Comme dans Faust aux enfers, en dissertant sur le thème de l’exploration, Les Quatre Cents Farces évoque l’expérience cinématographique. Comme pour Faust, l’exploration ne va pas de soi et les deux explorateurs ne savent pas vraiment où ils mettent les pieds. Le bonimenteur nous précise que l’alchimiste (le diable) rit à gorge déployée des craintes des explorateurs quand ils pénètrent dans l’antre de l’enchanteur (la caverne). Ces derniers se retrouvent comme le public de l’époque, craintifs, dubitatifs, excités, mais aussi dupés 3

Même si la caméra ne bouge pas, Les Quatre Cents Farces marque un degré de sophistication en présentant différents lieux, grâce aux changements brusques de décors : le laboratoire de l’alchimiste, l’intérieur cossu des explorateurs, une ville anglaise, un pont, un village des Alpes, une auberge, les pentes du Vésuve  4., les nuages, les enfers.

Satan réapparaît dans une extravagante automobile rouge, transforme l’équipage et dévie le carrosse astral de sa route. Son jeu est épileptique, opposé au calme de la longue séquence du voyage aérien. Mais la balade poétique dans les étoiles ne dure pas. Le diable provoque un emballement (un transport) des images et un flamboiement 5. L’utilisation de la couleur rouge apporte une dramatisation, le rouge étant réservé aux scènes d’incendie (d’ailleurs très fréquentes) et au monde souterrain. Crawford amortit sa chute grâce à son parapluie, détail poétique déjà présent dans l’opéra féerie Le Voyage dans la lune d’Offenbach.

Dans tous les endroits que les explorateurs atteignent, ils sont accueillis par Satan, déguisé tour à tour en alchimiste ou en aubergiste, grâce à sa sorcellerie (le cinéma, à la fois magie blanche et magie noire). La chevauchée fantastique trouve ses sources dans les premières expérimentations optiques. « Il est difficile d’expliquer, pour ceux qui ignorent tout de l’optique, comment une image peut s’échapper d’une simple boîte en fer pour voyager, grâce à un faisceau lumineux, jusqu’à un écran.

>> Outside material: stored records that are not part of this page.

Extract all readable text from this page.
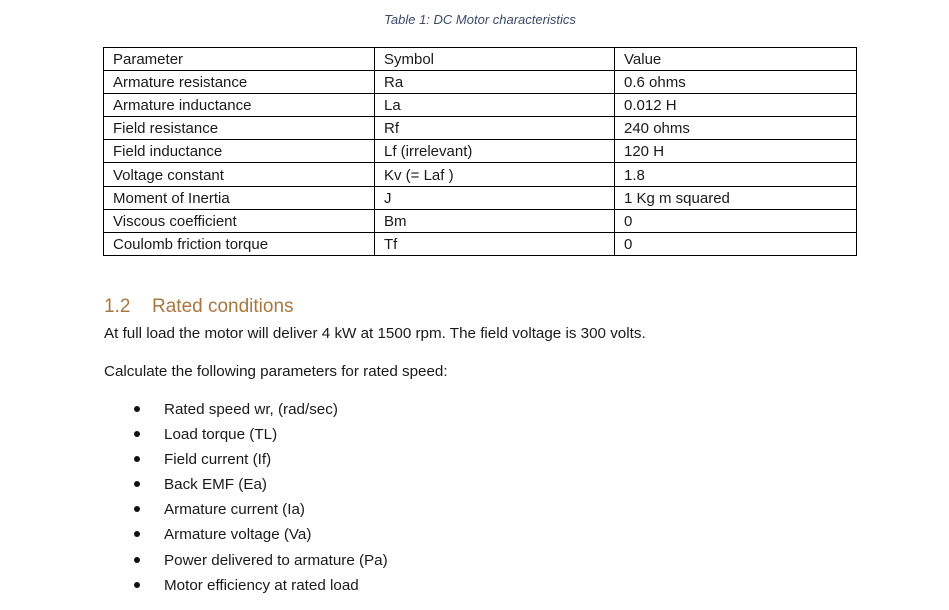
Table 1: DC Motor characteristics
Parameter	Symbol	Value
Armature resistance	Ra	0.6 ohms
Armature inductance	La	0.012 H
Field resistance	Rf	240 ohms
Field inductance	Lf (irrelevant)	120 H
Voltage constant	Kv (= Laf )	1.8
Moment of Inertia	J	1 Kg m squared
Viscous coefficient	Bm	0
Coulomb friction torque	Tf	0
1.2 Rated conditions
At full load the motor will deliver 4 kW at 1500 rpm. The field voltage is 300 volts.
Calculate the following parameters for rated speed:
Rated speed wr, (rad/sec)
Load torque (TL)
Field current (If)
Back EMF (Ea)
Armature current (Ia)
Armature voltage (Va)
Power delivered to armature (Pa)
Motor efficiency at rated load
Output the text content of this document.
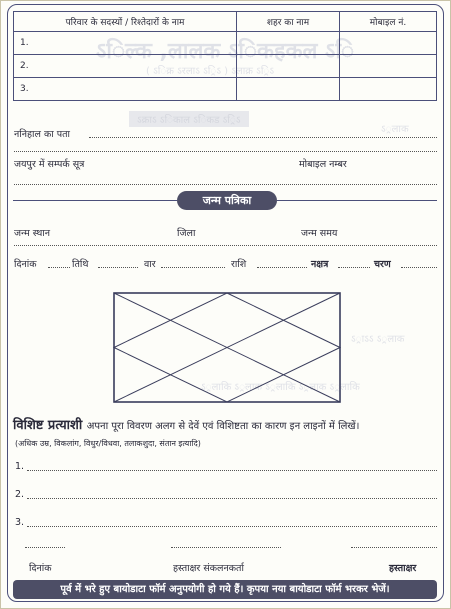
ऽिल्क ,लालक ऽिकहकल ऽि
( ऽिक्र ऽरलाऽ ऽ्रिऽ ) ऽलाक्र ऽ्रिऽ
ऽक्राऽ ऽिकाल ऽिकड ऽ्रिऽ
ऽ्रलाक
ऽ्राऽऽ ऽ्रलाक
ऽ्रलाकि ऽ्रलाक ऽ्रलाकि ऽ्रलाक ऽ्रलाकि
परिवार के सदस्यों / रिश्तेदारों के नाम	शहर का नाम	मोबाइल नं.
1.		
2.		
3.		
ननिहाल का पता
जयपुर में सम्पर्क सूत्र	मोबाइल नम्बर
जन्म पत्रिका
जन्म स्थान	जिला	जन्म समय
दिनांक	तिथि	वार	राशि	नक्षत्र	चरण
विशिष्ट प्रत्याशी अपना पूरा विवरण अलग से देवें एवं विशिष्टता का कारण इन लाइनों में लिखें।
(अधिक उम्र, विकलांग, विधुर/विधवा, तलाकशुदा, संतान इत्यादि)
1.
2.
3.
दिनांक	हस्ताक्षर संकलनकर्ता	हस्ताक्षर
पूर्व में भरे हुए बायोडाटा फॉर्म अनुपयोगी हो गये हैं। कृपया नया बायोडाटा फॉर्म भरकर भेजें।
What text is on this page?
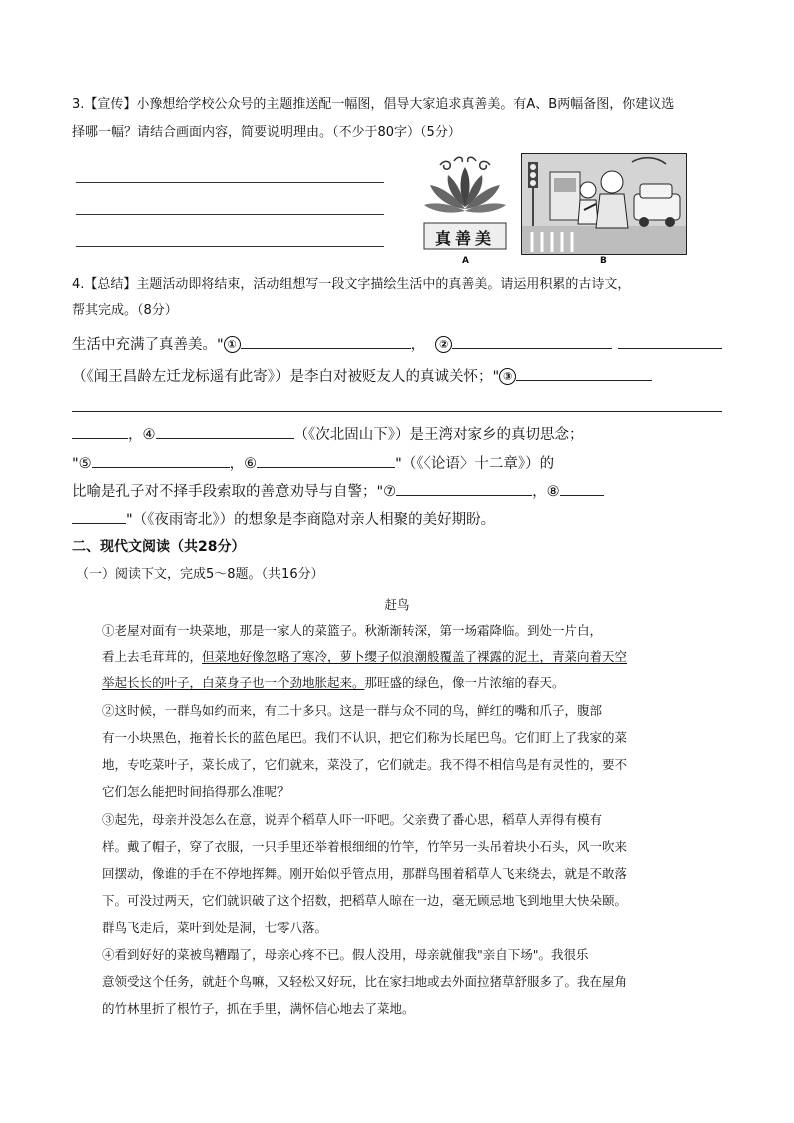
3.【宣传】小豫想给学校公众号的主题推送配一幅图，倡导大家追求真善美。有A、B两幅备图，你建议选
择哪一幅？请结合画面内容，简要说明理由。（不少于80字）（5分）
真善美
A	B
4.【总结】主题活动即将结束，活动组想写一段文字描绘生活中的真善美。请运用积累的古诗文，
帮其完成。（8分）
生活中充满了真善美。" ①	， ②
（《闻王昌龄左迁龙标遥有此寄》）是李白对被贬友人的真诚关怀；" ③
，④	（《次北固山下》）是王湾对家乡的真切思念；
"⑤	，⑥	"（《〈论语〉十二章》）的
比喻是孔子对不择手段索取的善意劝导与自警；"⑦	，⑧
"（《夜雨寄北》）的想象是李商隐对亲人相聚的美好期盼。
二、现代文阅读（共28分）
（一）阅读下文，完成5～8题。（共16分）
赶鸟
①老屋对面有一块菜地，那是一家人的菜篮子。秋渐渐转深，第一场霜降临。到处一片白，
看上去毛茸茸的，但菜地好像忽略了寒冷，萝卜缨子似浪潮般覆盖了裸露的泥土，青菜向着天空
举起长长的叶子，白菜身子也一个劲地胀起来。那旺盛的绿色，像一片浓缩的春天。
②这时候，一群鸟如约而来，有二十多只。这是一群与众不同的鸟，鲜红的嘴和爪子，腹部
有一小块黑色，拖着长长的蓝色尾巴。我们不认识，把它们称为长尾巴鸟。它们盯上了我家的菜
地，专吃菜叶子，菜长成了，它们就来，菜没了，它们就走。我不得不相信鸟是有灵性的，要不
它们怎么能把时间掐得那么准呢？
③起先，母亲并没怎么在意，说弄个稻草人吓一吓吧。父亲费了番心思，稻草人弄得有模有
样。戴了帽子，穿了衣服，一只手里还举着根细细的竹竿，竹竿另一头吊着块小石头，风一吹来
回摆动，像谁的手在不停地挥舞。刚开始似乎管点用，那群鸟围着稻草人飞来绕去，就是不敢落
下。可没过两天，它们就识破了这个招数，把稻草人晾在一边，毫无顾忌地飞到地里大快朵颐。
群鸟飞走后，菜叶到处是洞，七零八落。
④看到好好的菜被鸟糟蹋了，母亲心疼不已。假人没用，母亲就催我"亲自下场"。我很乐
意领受这个任务，就赶个鸟嘛，又轻松又好玩，比在家扫地或去外面拉猪草舒服多了。我在屋角
的竹林里折了根竹子，抓在手里，满怀信心地去了菜地。
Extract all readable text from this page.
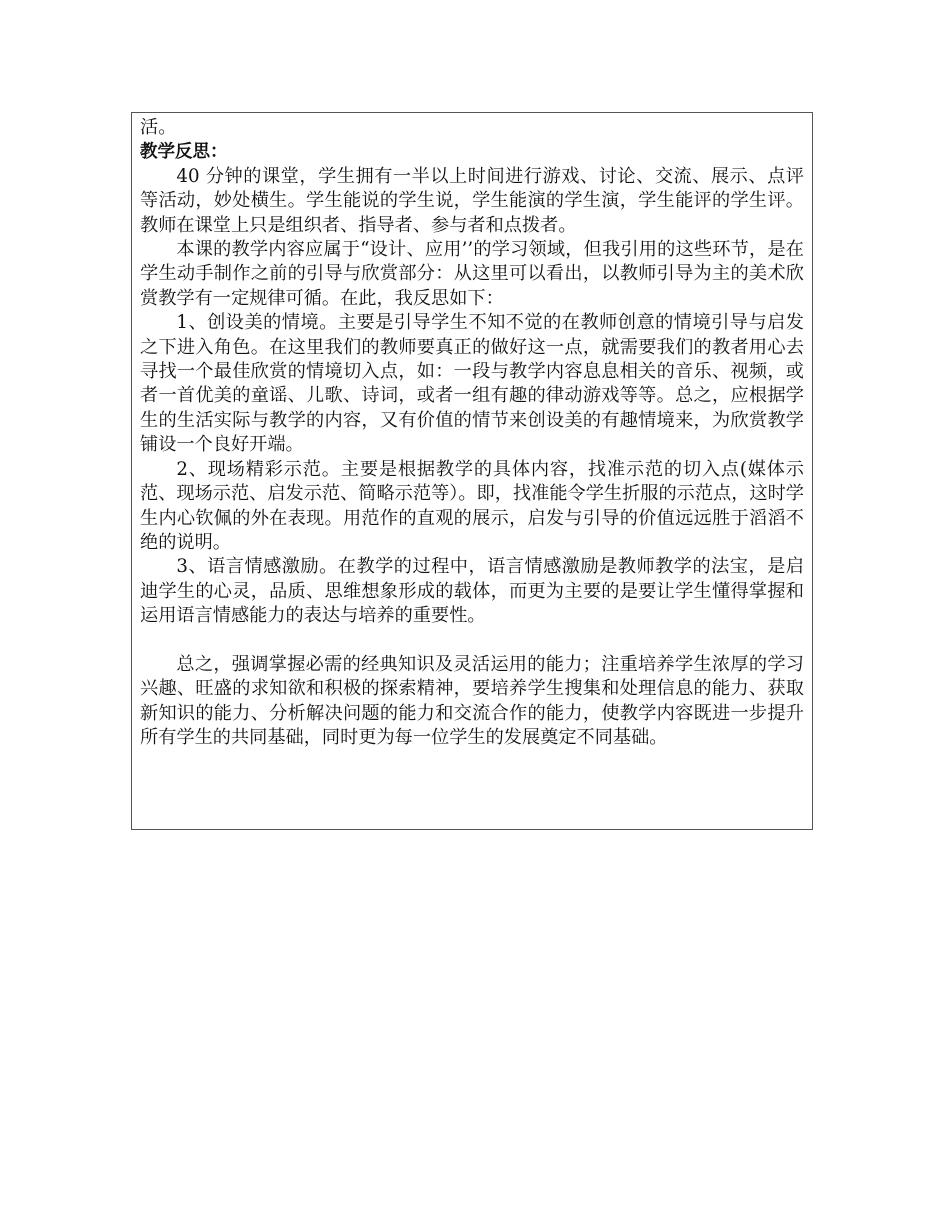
活。

教学反思：

40 分钟的课堂，学生拥有一半以上时间进行游戏、讨论、交流、展示、点评等活动，妙处横生。学生能说的学生说，学生能演的学生演，学生能评的学生评。教师在课堂上只是组织者、指导者、参与者和点拨者。

本课的教学内容应属于“设计、应用’’的学习领域，但我引用的这些环节，是在学生动手制作之前的引导与欣赏部分：从这里可以看出，以教师引导为主的美术欣赏教学有一定规律可循。在此，我反思如下：

1、创设美的情境。主要是引导学生不知不觉的在教师创意的情境引导与启发之下进入角色。在这里我们的教师要真正的做好这一点，就需要我们的教者用心去寻找一个最佳欣赏的情境切入点，如：一段与教学内容息息相关的音乐、视频，或者一首优美的童谣、儿歌、诗词，或者一组有趣的律动游戏等等。总之，应根据学生的生活实际与教学的内容，又有价值的情节来创设美的有趣情境来，为欣赏教学铺设一个良好开端。

2、现场精彩示范。主要是根据教学的具体内容，找准示范的切入点(媒体示范、现场示范、启发示范、简略示范等）。即，找准能令学生折服的示范点，这时学生内心钦佩的外在表现。用范作的直观的展示，启发与引导的价值远远胜于滔滔不绝的说明。

3、语言情感激励。在教学的过程中，语言情感激励是教师教学的法宝，是启迪学生的心灵，品质、思维想象形成的载体，而更为主要的是要让学生懂得掌握和运用语言情感能力的表达与培养的重要性。

总之，强调掌握必需的经典知识及灵活运用的能力；注重培养学生浓厚的学习兴趣、旺盛的求知欲和积极的探索精神，要培养学生搜集和处理信息的能力、获取新知识的能力、分析解决问题的能力和交流合作的能力，使教学内容既进一步提升所有学生的共同基础，同时更为每一位学生的发展奠定不同基础。
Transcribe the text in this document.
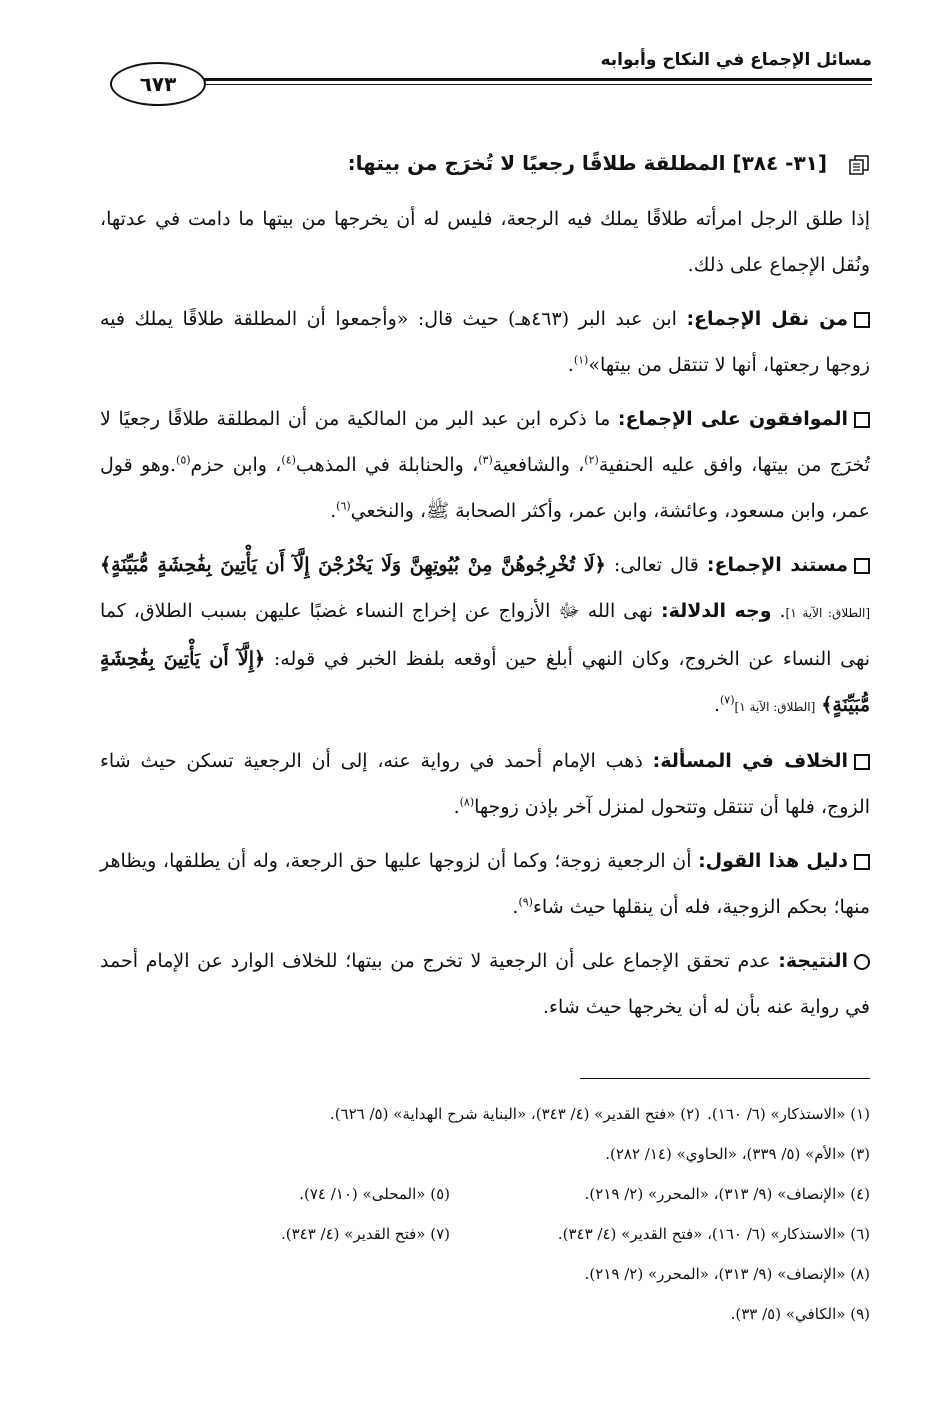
مسائل الإجماع في النكاح وأبوابه
٦٧٣
[٣١- ٣٨٤] المطلقة طلاقًا رجعيًا لا تُخرَج من بيتها:

إذا طلق الرجل امرأته طلاقًا يملك فيه الرجعة، فليس له أن يخرجها من بيتها ما دامت في عدتها، ونُقل الإجماع على ذلك.

من نقل الإجماع: ابن عبد البر (٤٦٣هـ) حيث قال: «وأجمعوا أن المطلقة طلاقًا يملك فيه زوجها رجعتها، أنها لا تنتقل من بيتها»$^{(١)}$.

الموافقون على الإجماع: ما ذكره ابن عبد البر من المالكية من أن المطلقة طلاقًا رجعيًا لا تُخرَج من بيتها، وافق عليه الحنفية$^{(٢)}$، والشافعية$^{(٣)}$، والحنابلة في المذهب$^{(٤)}$، وابن حزم$^{(٥)}$.وهو قول عمر، وابن مسعود، وعائشة، وابن عمر، وأكثر الصحابة ﷺ، والنخعي$^{(٦)}$.

مستند الإجماع: قال تعالى: ﴿لَا تُخْرِجُوهُنَّ مِنْ بُيُوتِهِنَّ وَلَا يَخْرُجْنَ إِلَّآ أَن يَأْتِينَ بِفَٰحِشَةٍ مُّبَيِّنَةٍ﴾ [الطلاق: الآية ١]. وجه الدلالة: نهى الله ﷻ الأزواج عن إخراج النساء غضبًا عليهن بسبب الطلاق، كما نهى النساء عن الخروج، وكان النهي أبلغ حين أوقعه بلفظ الخبر في قوله: ﴿إِلَّآ أَن يَأْتِينَ بِفَٰحِشَةٍ مُّبَيِّنَةٍ﴾ [الطلاق: الآية ١]$^{(٧)}$.

الخلاف في المسألة: ذهب الإمام أحمد في رواية عنه، إلى أن الرجعية تسكن حيث شاء الزوج، فلها أن تنتقل وتتحول لمنزل آخر بإذن زوجها$^{(٨)}$.

دليل هذا القول: أن الرجعية زوجة؛ وكما أن لزوجها عليها حق الرجعة، وله أن يطلقها، ويظاهر منها؛ بحكم الزوجية، فله أن ينقلها حيث شاء$^{(٩)}$.

النتيجة: عدم تحقق الإجماع على أن الرجعية لا تخرج من بيتها؛ للخلاف الوارد عن الإمام أحمد في رواية عنه بأن له أن يخرجها حيث شاء.

(١) «الاستذكار» (٦/ ١٦٠).
(٢) «فتح القدير» (٤/ ٣٤٣)، «البناية شرح الهداية» (٥/ ٦٢٦).
(٣) «الأم» (٥/ ٣٣٩)، «الحاوي» (١٤/ ٢٨٢).
(٤) «الإنصاف» (٩/ ٣١٣)، «المحرر» (٢/ ٢١٩).
(٥) «المحلى» (١٠/ ٧٤).
(٦) «الاستذكار» (٦/ ١٦٠)، «فتح القدير» (٤/ ٣٤٣).
(٧) «فتح القدير» (٤/ ٣٤٣).
(٨) «الإنصاف» (٩/ ٣١٣)، «المحرر» (٢/ ٢١٩).
(٩) «الكافي» (٥/ ٣٣).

C’est le fameux “transport des images” qui intrigue tant [...] Charles Patin et ses contemporains » (Laurent Mannoni, Méliès, magie et cinéma, Paris, Musées, 2002, p. 39). Et comme dans Faust aux enfers, les personnages finissent rôtis, dans l’allégresse générale 6. Les décors des enfers réutilisent les cratères et les démons aux masques de Sélénites du Voyage dans la lune, et la gueule d’enfer anthropomorphe engloutit les malheureux intrépides au même titre que la lune.